Il faut des mesures et des comportements qui confortent la confiance et la sérénité dans le pays en garantissant à l’ensemble des Barundi leurs droits de vivre libres dans leur pays.
Que pensez-vous avoir réussi durant votre présence à la tête de l’État?
D’abord j’ai un regret profond : ne pas avoir réussi à garantir la paix et la sécurité pour les Barundi alors que c’est cela le premier job d’un Chef d’État. Il est vrai que cela ne dépendait pas de moi. Mais je suis également fier de deux choses. D’abord, la gestion de la mort de mon prédécesseur et ami Cyprien Ntaryamira. Le Burundi n’a pas basculé dans l’ « apocalypse finale » comme d’aucuns le redoutaient. Ensuite, la mise en avant de négociations inclusives pour résoudre le conflit burundais.
Il ne faut pas que les Barundi oublient que c’est moi qui ai lancé le processus des négociations d’Arusha quand, le 25 juin 1996, j’ai demandé une coopération régionale pour la protection des populations burundaises des exactions des forces belligérantes et l’organisation de négociations globales incluant les mouvements politiques armés, sous la médiation de Mwalimu Julius Nyerere. Cette perspicacité m’a valu le coup d’État du 25 juillet 1996!
Croyez-vous à la bonté naturelle de l’homme ?
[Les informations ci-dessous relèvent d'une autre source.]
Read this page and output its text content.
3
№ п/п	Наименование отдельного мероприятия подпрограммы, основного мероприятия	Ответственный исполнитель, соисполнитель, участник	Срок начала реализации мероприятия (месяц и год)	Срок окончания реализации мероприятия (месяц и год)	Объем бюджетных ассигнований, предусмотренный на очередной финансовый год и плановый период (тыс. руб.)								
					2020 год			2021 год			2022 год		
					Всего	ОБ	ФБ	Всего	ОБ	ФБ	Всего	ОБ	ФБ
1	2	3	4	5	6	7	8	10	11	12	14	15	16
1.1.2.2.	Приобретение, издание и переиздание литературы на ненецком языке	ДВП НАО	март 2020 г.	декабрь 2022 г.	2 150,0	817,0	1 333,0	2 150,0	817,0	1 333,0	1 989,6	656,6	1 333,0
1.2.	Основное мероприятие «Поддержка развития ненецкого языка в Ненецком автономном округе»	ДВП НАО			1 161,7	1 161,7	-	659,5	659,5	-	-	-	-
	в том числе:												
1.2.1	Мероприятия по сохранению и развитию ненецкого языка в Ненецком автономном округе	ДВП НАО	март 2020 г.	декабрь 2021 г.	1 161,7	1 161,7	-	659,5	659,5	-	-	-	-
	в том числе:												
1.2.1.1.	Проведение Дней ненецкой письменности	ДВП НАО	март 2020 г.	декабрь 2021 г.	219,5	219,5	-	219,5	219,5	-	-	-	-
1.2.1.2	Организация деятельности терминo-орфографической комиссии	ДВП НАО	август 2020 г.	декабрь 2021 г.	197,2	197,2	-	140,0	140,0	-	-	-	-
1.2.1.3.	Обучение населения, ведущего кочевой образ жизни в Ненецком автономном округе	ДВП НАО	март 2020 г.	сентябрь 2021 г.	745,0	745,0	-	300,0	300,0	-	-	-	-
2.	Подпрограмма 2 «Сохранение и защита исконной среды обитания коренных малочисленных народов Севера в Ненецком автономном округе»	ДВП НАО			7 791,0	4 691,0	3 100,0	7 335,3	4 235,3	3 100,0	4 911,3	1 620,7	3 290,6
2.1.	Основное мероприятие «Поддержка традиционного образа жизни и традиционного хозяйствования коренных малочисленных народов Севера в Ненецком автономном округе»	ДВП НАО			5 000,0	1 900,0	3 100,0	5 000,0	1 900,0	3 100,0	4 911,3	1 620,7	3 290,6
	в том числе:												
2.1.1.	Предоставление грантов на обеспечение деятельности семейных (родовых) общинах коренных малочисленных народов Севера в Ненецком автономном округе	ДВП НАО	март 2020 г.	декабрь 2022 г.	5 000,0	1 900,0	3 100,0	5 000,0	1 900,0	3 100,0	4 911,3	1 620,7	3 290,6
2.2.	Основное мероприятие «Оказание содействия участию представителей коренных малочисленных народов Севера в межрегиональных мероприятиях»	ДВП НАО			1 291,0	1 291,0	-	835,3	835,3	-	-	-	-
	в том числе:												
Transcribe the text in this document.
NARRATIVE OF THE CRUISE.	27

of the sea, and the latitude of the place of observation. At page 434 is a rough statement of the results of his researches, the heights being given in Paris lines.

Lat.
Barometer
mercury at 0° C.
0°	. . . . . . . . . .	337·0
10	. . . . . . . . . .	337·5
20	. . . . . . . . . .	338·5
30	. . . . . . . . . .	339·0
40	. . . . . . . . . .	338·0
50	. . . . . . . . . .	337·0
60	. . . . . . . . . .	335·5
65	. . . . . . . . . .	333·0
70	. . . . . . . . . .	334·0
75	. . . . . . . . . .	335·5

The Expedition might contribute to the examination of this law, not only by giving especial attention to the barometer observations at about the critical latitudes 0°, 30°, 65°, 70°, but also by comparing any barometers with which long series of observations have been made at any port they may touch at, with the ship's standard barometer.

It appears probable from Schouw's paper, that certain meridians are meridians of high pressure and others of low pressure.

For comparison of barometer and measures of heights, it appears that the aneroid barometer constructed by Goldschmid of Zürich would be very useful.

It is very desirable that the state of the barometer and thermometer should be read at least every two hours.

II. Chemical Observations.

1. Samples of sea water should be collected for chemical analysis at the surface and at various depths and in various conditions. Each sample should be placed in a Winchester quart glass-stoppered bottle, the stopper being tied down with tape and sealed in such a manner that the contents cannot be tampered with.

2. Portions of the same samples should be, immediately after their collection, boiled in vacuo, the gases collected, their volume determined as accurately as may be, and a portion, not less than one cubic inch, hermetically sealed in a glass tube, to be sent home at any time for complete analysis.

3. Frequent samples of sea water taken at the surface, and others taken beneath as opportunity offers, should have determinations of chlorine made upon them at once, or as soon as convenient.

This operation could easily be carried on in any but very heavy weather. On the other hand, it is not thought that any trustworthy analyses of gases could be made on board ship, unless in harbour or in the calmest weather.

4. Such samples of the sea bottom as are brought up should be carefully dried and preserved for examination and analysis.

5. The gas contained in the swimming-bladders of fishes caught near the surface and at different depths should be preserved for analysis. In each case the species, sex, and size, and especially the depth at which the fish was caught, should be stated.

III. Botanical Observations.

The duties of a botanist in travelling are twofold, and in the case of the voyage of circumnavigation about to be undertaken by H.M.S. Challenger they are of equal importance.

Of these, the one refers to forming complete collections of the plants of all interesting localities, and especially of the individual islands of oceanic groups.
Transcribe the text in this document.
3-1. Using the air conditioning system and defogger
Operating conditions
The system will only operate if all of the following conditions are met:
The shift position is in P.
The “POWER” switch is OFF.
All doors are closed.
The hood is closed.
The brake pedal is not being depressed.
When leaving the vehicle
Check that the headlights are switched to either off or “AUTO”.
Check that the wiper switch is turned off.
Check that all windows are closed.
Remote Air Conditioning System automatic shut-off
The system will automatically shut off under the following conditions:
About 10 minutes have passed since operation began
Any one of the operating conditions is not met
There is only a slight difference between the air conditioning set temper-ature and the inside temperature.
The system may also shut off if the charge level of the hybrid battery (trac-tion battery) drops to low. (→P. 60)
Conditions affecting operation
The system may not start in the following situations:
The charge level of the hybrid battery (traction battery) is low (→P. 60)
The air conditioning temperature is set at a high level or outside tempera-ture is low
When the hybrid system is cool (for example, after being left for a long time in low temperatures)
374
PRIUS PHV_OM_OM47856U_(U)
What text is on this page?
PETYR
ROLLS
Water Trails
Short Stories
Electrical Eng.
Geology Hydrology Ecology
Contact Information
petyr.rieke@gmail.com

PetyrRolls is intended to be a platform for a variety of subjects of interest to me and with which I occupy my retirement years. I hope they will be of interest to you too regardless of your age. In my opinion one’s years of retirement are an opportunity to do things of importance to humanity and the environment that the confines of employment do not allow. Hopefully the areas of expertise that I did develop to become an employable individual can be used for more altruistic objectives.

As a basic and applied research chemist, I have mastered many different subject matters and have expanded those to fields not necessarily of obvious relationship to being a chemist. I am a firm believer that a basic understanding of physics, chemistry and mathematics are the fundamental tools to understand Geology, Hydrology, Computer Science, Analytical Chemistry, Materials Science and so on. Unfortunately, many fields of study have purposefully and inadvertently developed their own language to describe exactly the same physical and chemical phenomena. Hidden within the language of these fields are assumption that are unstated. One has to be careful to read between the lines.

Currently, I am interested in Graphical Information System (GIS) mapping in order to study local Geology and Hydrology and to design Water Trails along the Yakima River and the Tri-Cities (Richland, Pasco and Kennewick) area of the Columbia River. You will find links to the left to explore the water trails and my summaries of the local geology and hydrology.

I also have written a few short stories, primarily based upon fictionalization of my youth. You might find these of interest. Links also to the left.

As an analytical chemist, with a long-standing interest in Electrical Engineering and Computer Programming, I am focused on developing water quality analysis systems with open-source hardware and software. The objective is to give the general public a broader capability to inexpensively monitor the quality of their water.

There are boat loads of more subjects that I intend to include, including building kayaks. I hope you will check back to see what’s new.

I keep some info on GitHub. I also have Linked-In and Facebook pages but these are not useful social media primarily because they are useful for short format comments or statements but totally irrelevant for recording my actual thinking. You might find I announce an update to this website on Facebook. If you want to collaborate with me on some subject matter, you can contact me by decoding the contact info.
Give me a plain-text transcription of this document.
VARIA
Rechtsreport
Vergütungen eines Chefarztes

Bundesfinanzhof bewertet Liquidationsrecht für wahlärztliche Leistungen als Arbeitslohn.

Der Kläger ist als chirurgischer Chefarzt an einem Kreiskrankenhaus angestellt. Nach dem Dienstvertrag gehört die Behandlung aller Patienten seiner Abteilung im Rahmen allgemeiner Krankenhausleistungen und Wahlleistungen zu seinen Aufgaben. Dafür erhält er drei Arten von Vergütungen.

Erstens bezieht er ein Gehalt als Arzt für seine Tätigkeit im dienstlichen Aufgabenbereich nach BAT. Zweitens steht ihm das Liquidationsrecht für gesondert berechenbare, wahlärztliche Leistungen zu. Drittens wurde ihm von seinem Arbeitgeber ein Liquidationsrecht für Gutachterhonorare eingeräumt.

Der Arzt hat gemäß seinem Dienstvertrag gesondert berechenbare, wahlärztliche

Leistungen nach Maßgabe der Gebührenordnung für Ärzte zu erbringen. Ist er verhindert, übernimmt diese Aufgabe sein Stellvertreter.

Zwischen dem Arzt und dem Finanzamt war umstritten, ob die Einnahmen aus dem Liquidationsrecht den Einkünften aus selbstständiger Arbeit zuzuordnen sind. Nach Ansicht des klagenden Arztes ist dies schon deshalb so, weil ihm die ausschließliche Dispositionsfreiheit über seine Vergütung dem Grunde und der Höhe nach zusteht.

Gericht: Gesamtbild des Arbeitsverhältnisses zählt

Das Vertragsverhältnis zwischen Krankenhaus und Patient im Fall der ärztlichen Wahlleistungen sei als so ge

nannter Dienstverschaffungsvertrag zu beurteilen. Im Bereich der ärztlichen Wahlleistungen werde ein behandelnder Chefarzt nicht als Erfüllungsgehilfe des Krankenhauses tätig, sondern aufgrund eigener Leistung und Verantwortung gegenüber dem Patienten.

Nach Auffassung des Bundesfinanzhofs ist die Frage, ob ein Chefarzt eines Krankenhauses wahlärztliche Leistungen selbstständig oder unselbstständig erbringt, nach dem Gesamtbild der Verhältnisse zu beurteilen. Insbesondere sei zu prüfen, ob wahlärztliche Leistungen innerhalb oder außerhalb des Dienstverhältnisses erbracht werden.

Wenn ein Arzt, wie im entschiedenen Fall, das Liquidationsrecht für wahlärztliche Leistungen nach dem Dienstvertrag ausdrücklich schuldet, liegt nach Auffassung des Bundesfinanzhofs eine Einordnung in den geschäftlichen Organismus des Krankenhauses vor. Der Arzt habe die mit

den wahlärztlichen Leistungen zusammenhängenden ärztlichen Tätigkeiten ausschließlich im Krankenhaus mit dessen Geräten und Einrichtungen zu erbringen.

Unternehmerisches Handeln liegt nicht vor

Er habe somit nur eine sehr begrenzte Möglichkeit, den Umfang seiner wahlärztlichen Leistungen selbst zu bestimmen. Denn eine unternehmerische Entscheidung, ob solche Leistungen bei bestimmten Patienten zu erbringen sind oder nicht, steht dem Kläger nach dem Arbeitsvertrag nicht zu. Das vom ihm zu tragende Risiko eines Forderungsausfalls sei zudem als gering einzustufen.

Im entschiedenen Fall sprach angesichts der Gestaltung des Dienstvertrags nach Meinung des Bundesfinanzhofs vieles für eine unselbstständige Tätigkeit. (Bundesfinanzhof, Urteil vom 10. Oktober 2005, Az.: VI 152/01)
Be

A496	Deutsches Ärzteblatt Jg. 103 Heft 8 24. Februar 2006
L’approche que l’homme nait bon mais que c’est la nature qui le corrompt me séduit. Pour éviter toute confusion, faudrait-il peut-être parler plus de l’environnement sous ses divers aspects que de la nature elle-même.
Pensez-vous à la mort ?
Ce serait illogique et irresponsable de ne pas y penser. Mais il faut davantage penser à comment mourir dans l’honneur et la dignité : laisser un bon nom dans le pays en général et dans sa famille en particulier (gusiga izina ryiza mu muryango no mu gihugu).
Si vous comparaissez devant Dieu, que lui direz-vous ?
Je lui dirai merci pour m’avoir créé et avoir fait de moi ce que j’ai été ou ce que je serai à la veille de ma mort.